Everything in the above quote about Arabella is half-assed.  Numero uno: “moderately pretty”? Moderately pretty to whom? When Clarke describes Strange in an early section, writing, “Some people thought him handsome...[but] his face had two faults: a long nose and an ironic expression…[and] as everyone knows, no one with red hair can ever truly be said to be handsome,” she imparts three things to us simultaneously: concrete details about how Strange actually looks (long nose, ironic expression, reddish hair), a judgment by the speaker on those looks (handsome but with faults), and a hint that the speaker’s words should be taken with a grain of salt (unless, of course, the reader agrees that redheads are fugly). Here, though, “moderately pretty” just hangs out there like the generality it is.

Various reviewers, including the NY Times Book Review, have compared this novel to Jane Austen, but although Austen’s books may at times generalize like this about their female characters, those passages are balanced by their rich inner lives, opened to us in intimate detail on the page. Especially in Mansfield Park (to my mind her masterpiece), Austen goes out of her way to show that the personas of her young ladies – lively or prim, social or timid – are just that: personas, masks behind which their real selves strain and contort. In her novels, the complex and often contradictory desires of her women – for money, for sex, for friendship – animate them. Clarke, on the other hand, hopes to animate Arabella by simply showing us the scrim of her social graces.

And the trend continues throughout the book. One of the weirdest scenes comes shortly after Strange returns from the war, and he tells Arabella to sit down so he can look at her. After he stares at her for a time, she says, “I am sorry to disappoint you, but you never did look at me so very often. You always had your nose in some dusty old book.” The two laugh off this line as an affectionate joke, but it gives me pause. Is Arabella resentful of the distance between her husband and herself? Or does she appreciate the privacy it affords her? I don’t think Clarke needs an extensive close third-person with Arabella, because that might take over the book. But I would argue it should be possible to glean an answer to this basic question through the subtext of her actions and dialogue in the many scenes where she appears.

And the ending of the book is the weirdest part of all. Strange, having used his magic to return Arabella to the mortal world, now retreats into the Darkness he has conjured. Here’s how Clarke writes it:

“She did not offer to go into the Darkness with him and he did not ask her.

‘One day,’ he said, ‘I shall find the right spell and banish the Darkness. And on that day I will come to you.’
‘Yes. On that day. I will wait until then,’” Arabella replies.

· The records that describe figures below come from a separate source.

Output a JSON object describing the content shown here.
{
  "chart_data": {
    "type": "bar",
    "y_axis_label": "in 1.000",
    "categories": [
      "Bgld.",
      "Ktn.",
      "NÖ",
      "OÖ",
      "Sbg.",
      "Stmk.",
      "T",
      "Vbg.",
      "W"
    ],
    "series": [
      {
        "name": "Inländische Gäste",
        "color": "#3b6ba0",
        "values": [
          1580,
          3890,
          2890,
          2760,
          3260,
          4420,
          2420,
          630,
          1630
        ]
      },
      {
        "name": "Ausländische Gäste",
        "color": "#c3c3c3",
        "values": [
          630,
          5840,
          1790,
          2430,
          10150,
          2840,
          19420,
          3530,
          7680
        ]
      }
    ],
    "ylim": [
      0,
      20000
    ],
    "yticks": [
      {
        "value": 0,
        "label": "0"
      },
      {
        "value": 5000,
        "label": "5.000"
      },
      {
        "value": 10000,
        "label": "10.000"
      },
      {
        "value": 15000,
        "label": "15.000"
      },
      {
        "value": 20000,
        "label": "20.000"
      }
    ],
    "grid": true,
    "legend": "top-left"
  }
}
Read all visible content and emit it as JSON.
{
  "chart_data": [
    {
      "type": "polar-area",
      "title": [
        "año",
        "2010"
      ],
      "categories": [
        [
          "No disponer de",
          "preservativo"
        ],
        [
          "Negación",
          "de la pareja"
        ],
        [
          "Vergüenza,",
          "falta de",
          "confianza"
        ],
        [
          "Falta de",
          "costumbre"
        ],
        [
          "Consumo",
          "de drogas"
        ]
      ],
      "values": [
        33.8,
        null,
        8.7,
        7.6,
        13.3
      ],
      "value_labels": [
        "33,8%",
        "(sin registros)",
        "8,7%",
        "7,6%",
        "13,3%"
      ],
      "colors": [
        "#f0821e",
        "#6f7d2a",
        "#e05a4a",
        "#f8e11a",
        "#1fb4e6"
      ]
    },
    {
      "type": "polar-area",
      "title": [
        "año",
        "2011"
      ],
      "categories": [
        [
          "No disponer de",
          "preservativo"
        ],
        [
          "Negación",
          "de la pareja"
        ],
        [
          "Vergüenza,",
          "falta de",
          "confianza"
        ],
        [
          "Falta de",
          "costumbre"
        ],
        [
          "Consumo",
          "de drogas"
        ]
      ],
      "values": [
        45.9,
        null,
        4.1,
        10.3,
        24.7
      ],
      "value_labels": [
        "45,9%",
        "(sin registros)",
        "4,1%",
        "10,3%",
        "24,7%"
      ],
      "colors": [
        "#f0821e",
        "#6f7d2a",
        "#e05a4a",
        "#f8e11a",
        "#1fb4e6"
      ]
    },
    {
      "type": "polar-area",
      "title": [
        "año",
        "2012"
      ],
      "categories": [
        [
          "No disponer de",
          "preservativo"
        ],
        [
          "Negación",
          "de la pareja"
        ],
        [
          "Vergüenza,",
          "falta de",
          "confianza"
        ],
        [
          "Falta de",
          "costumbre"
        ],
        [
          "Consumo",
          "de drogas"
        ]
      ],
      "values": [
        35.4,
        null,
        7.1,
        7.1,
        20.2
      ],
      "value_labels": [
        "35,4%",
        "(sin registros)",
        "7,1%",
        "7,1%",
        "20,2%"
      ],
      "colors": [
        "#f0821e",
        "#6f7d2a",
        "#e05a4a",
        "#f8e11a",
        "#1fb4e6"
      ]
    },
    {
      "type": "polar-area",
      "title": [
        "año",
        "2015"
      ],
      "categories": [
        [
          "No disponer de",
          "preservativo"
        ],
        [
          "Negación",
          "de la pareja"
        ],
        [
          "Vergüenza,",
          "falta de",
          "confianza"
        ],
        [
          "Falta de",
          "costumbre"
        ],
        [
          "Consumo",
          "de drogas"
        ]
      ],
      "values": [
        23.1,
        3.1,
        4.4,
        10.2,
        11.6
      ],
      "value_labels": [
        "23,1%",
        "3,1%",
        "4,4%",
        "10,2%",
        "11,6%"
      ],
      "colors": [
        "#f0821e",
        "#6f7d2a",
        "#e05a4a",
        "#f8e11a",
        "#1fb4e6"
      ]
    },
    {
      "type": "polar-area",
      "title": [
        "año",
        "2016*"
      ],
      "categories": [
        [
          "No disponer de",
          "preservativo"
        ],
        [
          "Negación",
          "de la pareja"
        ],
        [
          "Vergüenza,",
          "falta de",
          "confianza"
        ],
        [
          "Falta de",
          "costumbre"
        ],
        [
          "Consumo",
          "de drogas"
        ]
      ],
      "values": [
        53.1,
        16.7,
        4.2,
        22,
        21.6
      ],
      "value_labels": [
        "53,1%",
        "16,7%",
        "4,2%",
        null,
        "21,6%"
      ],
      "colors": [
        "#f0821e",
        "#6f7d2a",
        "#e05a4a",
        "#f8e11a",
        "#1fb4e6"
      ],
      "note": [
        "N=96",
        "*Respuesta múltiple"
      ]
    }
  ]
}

My response to this is, “What. The. Hell.” It’s one thing for the two characters to realize they inhabit different worlds and part ways – that’s how I would have ended this. (A la Wendy and Peter Pan.) But if the Stranges’ passion is such that it can survive years of separation, why is it not strong enough to coax Arabella into the Darkness? Isn’t the Darkness a part of Jonathan, after all? There are possible explanations, of course, but none of them are offered here; instead, Clarke ends this scene on a bizarre rom-com note, with Arabella asking, “How shall I think of you?” and Strange answering, “Think of me with my nose in a book!” In other words, When we’re apart and you’re waiting faithfully for me, think of all the times we were together and I completely ignored you! Arabella’s response, of course, is to kiss him (one of the few examples of anything remotely sexual in the novel).  Huh?

In my opinion, Clarke never did the hard work of figuring out who Arabella is and what she wants. Instead, she uses the character as a device, a McGuffin to push Strange through the plot. And that's cheating. I wouldn’t recommend it for a book title, but would it have killed her to spend a little more time thinking about the magician’s wife?